On the positive side, I have discovered that I actually like some foods that I would not normally look at, but in general my current diet is by no means a culinary delight. Hopefully I can get my cholesterol down and I can go back to a more balanced diet while eating smarter, but boy do I miss my bad foods.

The blogs posted on The Blunt Bean Counter provide information of a general nature. These posts should not be considered specific advice; as each reader's personal financial situation is unique and fact specific. Please contact a professional advisor prior to implementing or acting upon any of the information contained in one of the blogs. Please note the blog post is time sensitive and subject to changes in legislation or law.


  1. Hi Mark,

    You mentioned "~must be physically paid ~physically loaned back".
    Does it mean that I have to issue a check? Can I just use Due to shareholder account?

    Btw, just voted for you.

    1. Hi Anon,

      Voted? For mayor to Toronto :)

      I prefer a cheque if possible. If that is not possible, then speak to your accountant and lawyers and they will probably be good with creating legal documents to reflect the transaction instead of a physical transfer.

  2. Mark - great blog. On this issue, how do professional corporations (I'm a lawyer) creditor proof themselves? The med docs are allowed to have family members be shareholders of their professional corp, but other professions require that the actual professional be the sole shareholder. I have read about IPPs being one way of creditor proofing, but what if you already have a sizable RRSP (i.e. is IPP worth it, just to creditor proof, for a 45 yr old who enjoys / intends on working - I read your blog on IPPs). Does a Holdco strategy still work for my wife/kids when I am to be the sole owner of my professional corp?

    1. Hi Anon:

      It has been my experience, that clients with large RRSPs have little appetite for IPPS, while those whose RRSPs that have taken a hit or are small are most likely to consider an IPP. I think the reality is IPPs are just more complex and if a RRSP is doing well and offers creditor proofing anyways, people do not wish to complicate their lives.

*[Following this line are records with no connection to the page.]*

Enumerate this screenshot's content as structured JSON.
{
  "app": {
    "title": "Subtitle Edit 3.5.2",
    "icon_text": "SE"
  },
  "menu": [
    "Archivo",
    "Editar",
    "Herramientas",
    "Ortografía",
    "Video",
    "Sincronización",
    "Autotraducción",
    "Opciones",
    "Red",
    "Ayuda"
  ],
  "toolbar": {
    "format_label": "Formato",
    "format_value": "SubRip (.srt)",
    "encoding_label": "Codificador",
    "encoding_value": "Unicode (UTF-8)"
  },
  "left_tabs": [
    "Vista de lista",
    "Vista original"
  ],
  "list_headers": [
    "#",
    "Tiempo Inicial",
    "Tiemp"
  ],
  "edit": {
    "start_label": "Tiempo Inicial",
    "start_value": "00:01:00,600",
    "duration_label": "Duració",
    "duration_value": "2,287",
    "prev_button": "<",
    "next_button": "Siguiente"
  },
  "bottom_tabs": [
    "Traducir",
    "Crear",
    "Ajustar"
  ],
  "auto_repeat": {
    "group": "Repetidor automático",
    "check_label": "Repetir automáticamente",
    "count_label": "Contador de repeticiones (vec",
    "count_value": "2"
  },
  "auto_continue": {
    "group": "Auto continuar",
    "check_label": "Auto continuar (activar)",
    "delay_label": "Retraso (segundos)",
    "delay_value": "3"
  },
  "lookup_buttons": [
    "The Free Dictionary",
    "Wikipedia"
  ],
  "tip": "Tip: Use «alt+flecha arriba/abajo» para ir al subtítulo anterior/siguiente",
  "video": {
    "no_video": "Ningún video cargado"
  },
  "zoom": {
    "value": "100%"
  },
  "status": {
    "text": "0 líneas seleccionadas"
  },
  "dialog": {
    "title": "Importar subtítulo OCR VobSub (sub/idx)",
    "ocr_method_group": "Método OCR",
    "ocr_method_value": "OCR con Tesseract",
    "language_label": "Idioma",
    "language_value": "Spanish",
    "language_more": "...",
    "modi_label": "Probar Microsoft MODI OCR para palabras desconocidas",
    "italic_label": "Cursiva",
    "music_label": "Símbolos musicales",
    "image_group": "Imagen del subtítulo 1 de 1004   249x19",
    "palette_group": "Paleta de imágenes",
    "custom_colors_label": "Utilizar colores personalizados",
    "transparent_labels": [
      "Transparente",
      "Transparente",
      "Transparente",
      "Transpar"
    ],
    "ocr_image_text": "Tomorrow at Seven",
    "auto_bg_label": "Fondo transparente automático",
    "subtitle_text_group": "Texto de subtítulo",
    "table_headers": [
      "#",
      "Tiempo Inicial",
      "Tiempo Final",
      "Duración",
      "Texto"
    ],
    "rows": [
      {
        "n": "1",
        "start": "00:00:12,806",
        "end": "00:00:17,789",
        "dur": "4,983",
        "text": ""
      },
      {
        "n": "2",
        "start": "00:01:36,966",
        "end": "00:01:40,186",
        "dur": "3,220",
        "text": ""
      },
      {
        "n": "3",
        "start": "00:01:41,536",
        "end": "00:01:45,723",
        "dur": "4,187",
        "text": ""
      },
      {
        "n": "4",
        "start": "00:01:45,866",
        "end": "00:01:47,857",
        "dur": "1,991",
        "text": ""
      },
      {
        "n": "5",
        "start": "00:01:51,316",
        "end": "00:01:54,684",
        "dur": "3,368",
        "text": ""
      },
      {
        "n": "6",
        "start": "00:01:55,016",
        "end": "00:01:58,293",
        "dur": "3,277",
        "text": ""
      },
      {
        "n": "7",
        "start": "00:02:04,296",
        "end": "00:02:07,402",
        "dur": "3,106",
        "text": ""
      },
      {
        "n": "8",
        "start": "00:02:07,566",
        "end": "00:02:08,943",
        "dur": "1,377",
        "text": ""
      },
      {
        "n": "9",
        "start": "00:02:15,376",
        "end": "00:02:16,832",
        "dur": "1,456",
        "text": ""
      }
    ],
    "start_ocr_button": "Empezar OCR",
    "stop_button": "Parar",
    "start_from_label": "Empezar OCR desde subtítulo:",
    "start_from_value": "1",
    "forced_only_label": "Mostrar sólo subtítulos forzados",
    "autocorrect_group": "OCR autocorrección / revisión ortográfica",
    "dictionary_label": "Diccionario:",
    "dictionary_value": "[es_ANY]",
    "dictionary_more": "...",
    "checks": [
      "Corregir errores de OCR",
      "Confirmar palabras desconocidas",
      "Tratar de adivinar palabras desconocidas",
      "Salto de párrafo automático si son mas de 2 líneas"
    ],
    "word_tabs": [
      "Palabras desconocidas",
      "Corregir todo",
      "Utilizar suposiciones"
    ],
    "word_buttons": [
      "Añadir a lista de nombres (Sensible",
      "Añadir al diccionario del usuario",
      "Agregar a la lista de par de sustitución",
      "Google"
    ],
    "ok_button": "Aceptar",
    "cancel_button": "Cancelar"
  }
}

      Creditor proofing is problematic for a PC for a lawyer. I have the same issue as an accountant. It is my understanding a Holdco strategy will not work for lawyers based on the Law Society rules. You may want to discuss with your accountant whether the use of a management company or something similar would benefit you or whether you have a source of income that can be carved out of your PC as non professional.

  3. Hi Mark,
    Great blog! I have a Hold co and an Op Co. Op Co does business consulting work. So there are no significant physical assets (like machinery). If Hold Co loans money to Op Co, how can this loan be secured by Hold Co? My perception is that some physical asset needs to be pledged to do a GSA. Thanks for your help on this.

    1. Hi Russell

      This is legal advice so you need to speak to your lawyer. However, if you have retained earnings to creditor proof, I would think you must have assets in excess of liabilities and therefore assets to secure?

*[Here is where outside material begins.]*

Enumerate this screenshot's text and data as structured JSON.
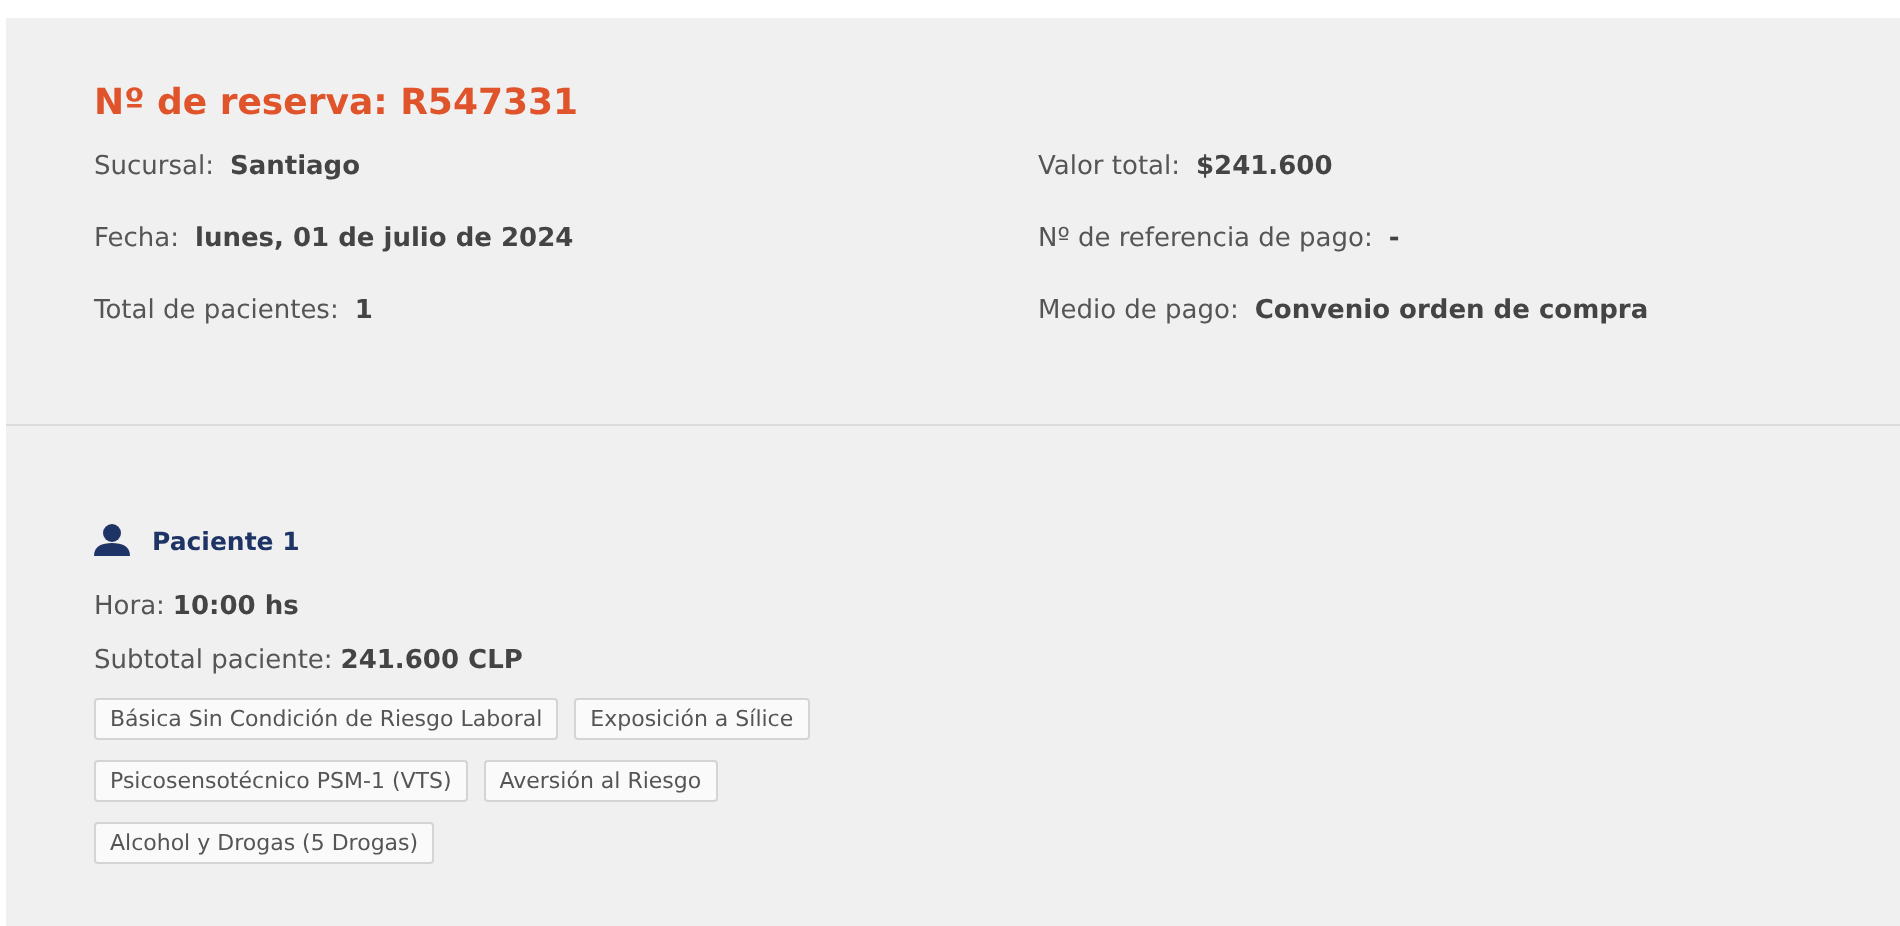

  4. Hi Mark, thanks for the prompt reply! Yes, the Op co has assets in the form of cash in bank and accounts receivable, not physical inventory. Is it possible to secure the loan from Hold Co by pledging Op Co's cash and AR? Thanks!

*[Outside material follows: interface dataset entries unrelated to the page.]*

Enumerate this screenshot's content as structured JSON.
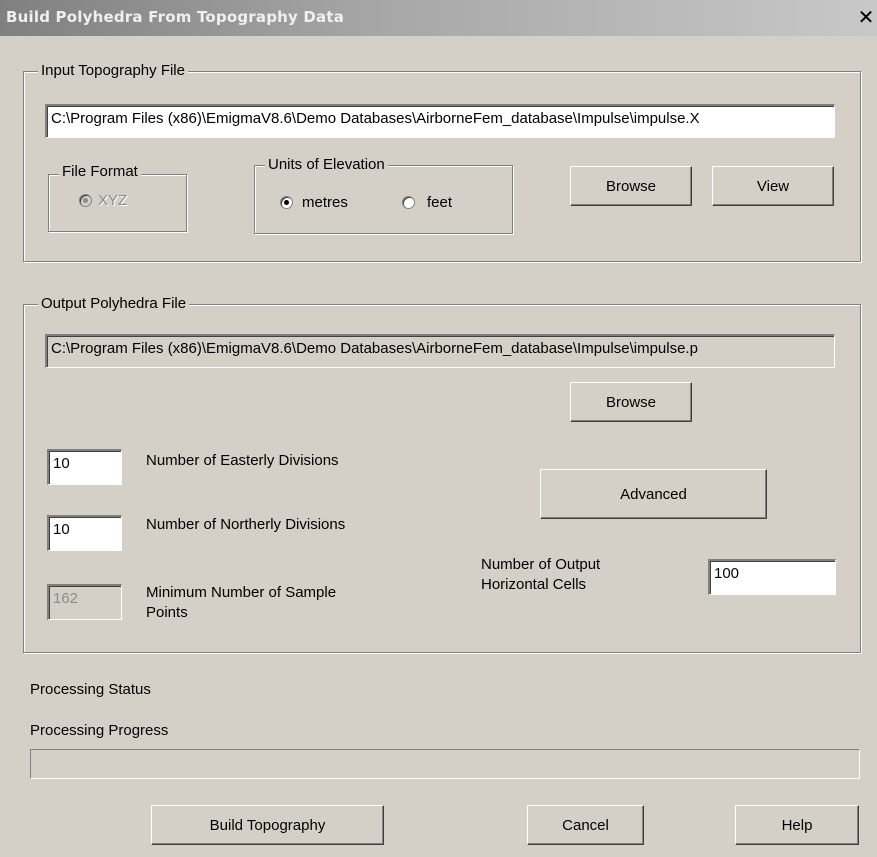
{
  "window": {
    "title": "Build Polyhedra From Topography Data",
    "close_glyph": "✕"
  },
  "input_group": {
    "legend": "Input Topography File",
    "file_path": "C:\\Program Files (x86)\\EmigmaV8.6\\Demo Databases\\AirborneFem_database\\Impulse\\impulse.X",
    "file_format": {
      "legend": "File Format",
      "option_label": "XYZ",
      "selected": true,
      "disabled": true
    },
    "units": {
      "legend": "Units of Elevation",
      "options": [
        {
          "label": "metres",
          "selected": true
        },
        {
          "label": "feet",
          "selected": false
        }
      ]
    },
    "browse_label": "Browse",
    "view_label": "View"
  },
  "output_group": {
    "legend": "Output Polyhedra File",
    "file_path": "C:\\Program Files (x86)\\EmigmaV8.6\\Demo Databases\\AirborneFem_database\\Impulse\\impulse.p",
    "browse_label": "Browse",
    "easterly": {
      "value": "10",
      "label": "Number of Easterly Divisions"
    },
    "northerly": {
      "value": "10",
      "label": "Number of Northerly Divisions"
    },
    "min_samples": {
      "value": "162",
      "label_line1": "Minimum Number of Sample",
      "label_line2": "Points"
    },
    "advanced_label": "Advanced",
    "horizontal_cells": {
      "label_line1": "Number of Output",
      "label_line2": "Horizontal Cells",
      "value": "100"
    }
  },
  "status": {
    "processing_status_label": "Processing Status",
    "processing_progress_label": "Processing Progress",
    "progress_fraction": 0
  },
  "footer": {
    "build_label": "Build Topography",
    "cancel_label": "Cancel",
    "help_label": "Help"
  },
  "colors": {
    "dialog_bg": "#d4d0c8",
    "title_gradient_start": "#808080",
    "title_gradient_end": "#c8c8c8",
    "disabled_text": "#8c8c8c"
  }
}
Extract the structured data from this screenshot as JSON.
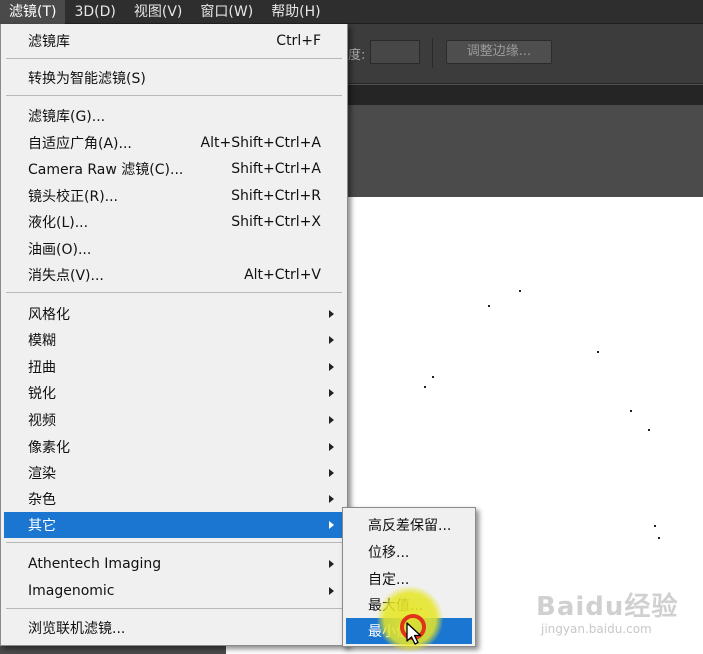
{
  "menubar": {
    "items": [
      {
        "label": "滤镜(T)"
      },
      {
        "label": "3D(D)"
      },
      {
        "label": "视图(V)"
      },
      {
        "label": "窗口(W)"
      },
      {
        "label": "帮助(H)"
      }
    ]
  },
  "options_bar": {
    "partial_label": "度:",
    "refine_edge_label": "调整边缘..."
  },
  "filter_menu": {
    "last_filter": {
      "label": "滤镜库",
      "shortcut": "Ctrl+F"
    },
    "convert_smart": {
      "label": "转换为智能滤镜(S)"
    },
    "gallery": {
      "label": "滤镜库(G)..."
    },
    "adaptive_wide": {
      "label": "自适应广角(A)...",
      "shortcut": "Alt+Shift+Ctrl+A"
    },
    "camera_raw": {
      "label": "Camera Raw 滤镜(C)...",
      "shortcut": "Shift+Ctrl+A"
    },
    "lens_correction": {
      "label": "镜头校正(R)...",
      "shortcut": "Shift+Ctrl+R"
    },
    "liquify": {
      "label": "液化(L)...",
      "shortcut": "Shift+Ctrl+X"
    },
    "oil_paint": {
      "label": "油画(O)..."
    },
    "vanishing_point": {
      "label": "消失点(V)...",
      "shortcut": "Alt+Ctrl+V"
    },
    "stylize": {
      "label": "风格化"
    },
    "blur": {
      "label": "模糊"
    },
    "distort": {
      "label": "扭曲"
    },
    "sharpen": {
      "label": "锐化"
    },
    "video": {
      "label": "视频"
    },
    "pixelate": {
      "label": "像素化"
    },
    "render": {
      "label": "渲染"
    },
    "noise": {
      "label": "杂色"
    },
    "other": {
      "label": "其它"
    },
    "athentech": {
      "label": "Athentech Imaging"
    },
    "imagenomic": {
      "label": "Imagenomic"
    },
    "browse_online": {
      "label": "浏览联机滤镜..."
    }
  },
  "other_submenu": {
    "items": [
      {
        "label": "高反差保留..."
      },
      {
        "label": "位移..."
      },
      {
        "label": "自定..."
      },
      {
        "label": "最大值..."
      },
      {
        "label": "最小值..."
      }
    ]
  },
  "watermark": {
    "logo": "Baidu经验",
    "url": "jingyan.baidu.com"
  },
  "colors": {
    "highlight": "#1a76d1",
    "menu_bg": "#f0f0f0",
    "app_bg": "#535353"
  }
}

    1. You would have to ask your lawyer, I am not 100% sure, so dont want to provide a definitive answer.

  5. Hi Mark—a lot of useful information on this blog—great job!

    Can a holdco be issued non-voting shares of an opco to preserve the capital gains exemption? In this scenario, the opco's voting shares would still be held by an individual, not the holdco. Is the holdco/opco relationship, as defined by the CRA, maintained in this type of setup? Are there any consequences you foresee of setting up this way?


    1. Hi Anon

      This is a complex transaction, you need to discuss with your accountant. However, typically non-voting shares would not be used to achieve your goal.